You have probably never thought of it this way, but your syllabus is full of nudges—for those students who read it. For example, a statement about visiting the Writing Center is a nudge, as is a policy of deducting points when work is submitted late. Other nudges include telling students the range of scores on an exam so that poorly performing students will realize they aren't doing as well as their peers; setting due dates for rough drafts to get students working on their papers; assigning study groups or encouraging the exchange of names and phone numbers on the first day of class to subtly point out the value of having a classmate to contact; and promoting use of the textbook by regularly referring to it in class.
Although teachers nudge students in a variety of ways, it is often done without any real design. Thaler and Sunstein give research-based suggestions on making nudges more effective in the realms of health, wealth, and happiness; here we suggest how to apply their ideas to increase student success.

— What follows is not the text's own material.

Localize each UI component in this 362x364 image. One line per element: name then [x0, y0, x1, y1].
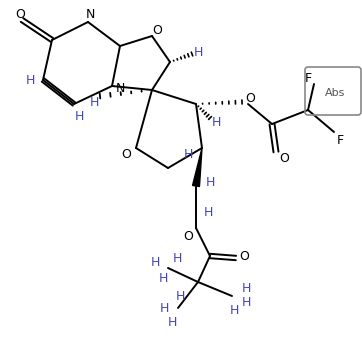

Thaler and Sunstein reference data showing that people were more likely to recycle if they believed their neighbors were also recycling. Therefore, you might nudge good choices by telling students that their classmates are studying hard, coming to see you during office hours, and using the online activities supplied by the text. “I was happy to be able to help so many of you during my office hours this week.” “I'm giving a small bonus to those of you who completed all of the online quizzes for this unit.” (Is it fair to tell a white lie if, in fact, none of the students are doing these things? We are on the fence about that, but encourage you to experiment with truthful-but-vague nudges such as, “This topic is something I frequently deal with during office hours,” even if “dealing” with it means ruminating on why, so far, no one has come to see you about it.)
Nudges can also work by influencing perceptions. One way to do this is with the “anchor,” or “starting point from which we make an estimate.” Thaler and Sunstein use the example of estimating the population of Milwaukee. If you live in a very large city and estimate downward from that “anchor,” you are likely to overestimate, while if you live in a small town and adjust your number upward, you are likely to underestimate. Perhaps we can get students to study more by suggesting a high anchor—say that widely used recommendation of two hours of work outside class for every one hour in class. Propose study strategies that take time, such as carefully reading the book, reviewing class notes, taking sample quizzes, making flashcards, or whatever is appropriate. Scheduling the first exam or other major assignment early in the semester will also nudge students to get serious about studying before it is too late.
Another factor that affects perceptions is unreasonable optimism—think for instance of Patricia Cross' study that found 94 percent of professors ranked themselves as better teachers than their peers. Reminding students that not everyone passes your class (if that is true, and we certainly hope it is) may deflate their unreasonable optimism and allow them to more accurately assess the amount of study needed to do well in the course.
Another powerful nudge is the fear of loss. Thaler and Sunstein point out that “losing something makes you twice as miserable as gaining the same thing makes you happy.” This suggests that instead of nudging students by offering points for an activity, it might be more effective to give them points at the beginning of the semester and say the points will be lost if they fail to complete an activity. For example, you might start students with 50 points for attendance and then deduct points for each class missed. Make sure they are reminded when points are taken away (perhaps with an email, or an announcement in class to check current grades online) so it isn't a surprise at the end of the semester.
These nudges have short-term benefits, which means they need to be used throughout the course and in conjunction with other innovative teaching strategies. We all use nudges, but we hope this article will encourage you to become a “choice architect” so that you can make more purposeful decisions about nudging students to make better academic choices.